Notice that even if we compute a million of these languages using our power set generator, we are still ending up with small languages consisting of only singleton strings.

CautionQuestion

How many languages are there in \(2^{\Sigma^*}\)? That is, what is \(|2^{\Sigma^*}|\)?

Because \(\{s\} \in 2^{\Sigma^*}\) for all \(s \in \Sigma^*\), we know that \(2^{\Sigma^*}\) must be at least as large as \(\mathbb{\Sigma}^*\), which is the same size as \(\mathbb{N}\). But unlike \(\mathbb{\Sigma}^*\) in comparison to \(\mathbb{N}\), it turns out that \(2^{\Sigma^*}\) is larger than either.

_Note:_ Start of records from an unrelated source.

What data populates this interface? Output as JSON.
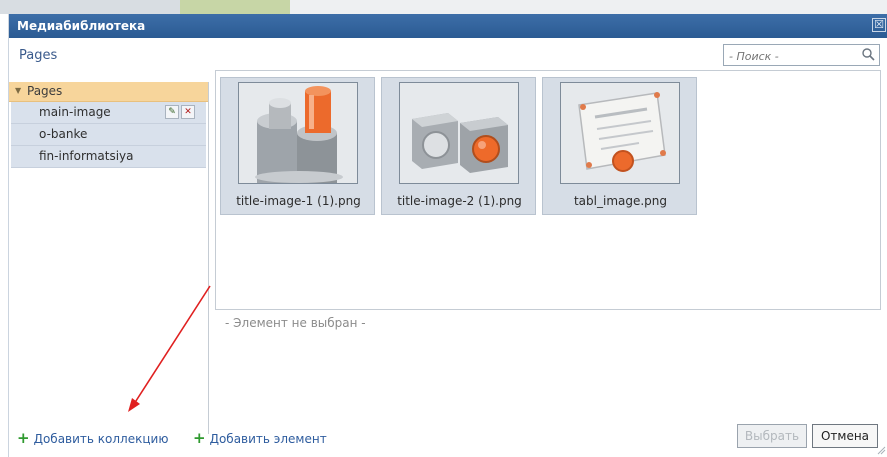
{
  "window": {
    "title": "Медиабиблиотека",
    "close_glyph": "☒"
  },
  "header": {
    "breadcrumb": "Pages",
    "search_placeholder": "- Поиск -"
  },
  "tree": {
    "root": {
      "arrow": "▼",
      "label": "Pages"
    },
    "items": [
      {
        "label": "main-image",
        "edit_glyph": "✎",
        "delete_glyph": "✕"
      },
      {
        "label": "o-banke"
      },
      {
        "label": "fin-informatsiya"
      }
    ]
  },
  "gallery": {
    "items": [
      {
        "name": "title-image-1 (1).png",
        "icon": "cylinders-image"
      },
      {
        "name": "title-image-2 (1).png",
        "icon": "cubes-image"
      },
      {
        "name": "tabl_image.png",
        "icon": "certificate-image"
      }
    ]
  },
  "status": "- Элемент не выбран -",
  "footer": {
    "add_collection": "Добавить коллекцию",
    "add_element": "Добавить элемент",
    "choose": "Выбрать",
    "cancel": "Отмена",
    "plus_glyph": "+"
  },
  "colors": {
    "titlebar": "#2b5b93",
    "tree_selected": "#f7d59b",
    "tree_item": "#d9e1ec",
    "link": "#2e5c9e",
    "annotation_arrow": "#e02020"
  }
}
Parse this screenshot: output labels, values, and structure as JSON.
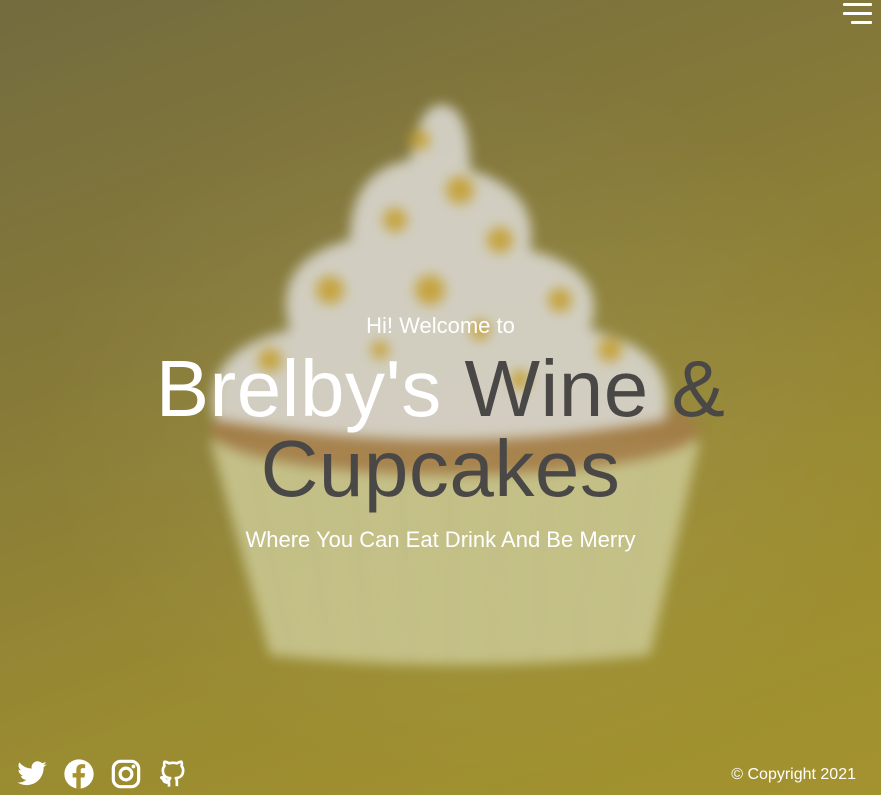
{
  "nav": {
    "menu_icon": "hamburger-menu-icon"
  },
  "hero": {
    "greeting": "Hi! Welcome to",
    "title_name": "Brelby's",
    "title_rest": "Wine & Cupcakes",
    "tagline": "Where You Can Eat Drink And Be Merry",
    "background": "blurred cupcake on yellow background"
  },
  "footer": {
    "social": [
      {
        "icon": "twitter-icon"
      },
      {
        "icon": "facebook-icon"
      },
      {
        "icon": "instagram-icon"
      },
      {
        "icon": "github-icon"
      }
    ],
    "copyright": "© Copyright 2021"
  },
  "colors": {
    "background": "#ad9b2f",
    "title_dark": "#4a4846",
    "text_light": "#ffffff"
  }
}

The trick to seeing this is to try to sequence all languages in \(2^{\Sigma^*}\). Suppose there were such a sequence of languages \(L_*: \mathbb{N} \rightarrow 2^{\Sigma^*}\) such that \(L\) is bijective: if \(L_*(i) = L_*(j)\), then \(i = j\) (\(L_*\) is injective), and \(L_*(\mathbb{N}) = 2^{\Sigma^*}\) (\(L_*\) is surjective). Given a sequence \(S_*\) on the strings, which we know we can construct, define a language \(\bar{L}\) such that \(S(i) \in \bar{L}\) if \(S(i) \not\in L_*(i)\), otherwise \(S(i) \not\in \bar{L}\) for all \(i \in \mathbb{N}\).

By definition, \(\bar{L} \neq L_*(i)\) for any \(i\), since \(\bar{L}\) and \(L_*(i)\) differ on at least \(S(i)\): either \(S(i) \in \bar{L}\) and \(S(i) \not\in L_*(i)\) or \(S(i) \in L_*(i)\) and \(S(i) \not\in \bar{L}\). But if \(\bar{L} \neq L_*(i)\) for any \(i\), that means that \(\bar{L} \not\in L_*(\mathbb{N})\) and therefore \(L_*\) is not bijective (because it is not surjective): there will always be some \(\bar{L}\) not in a particular sequence \(L_*\). Therefore, \(|2^{\Sigma^*}| > |\Sigma^*| = |\mathbb{N}|\).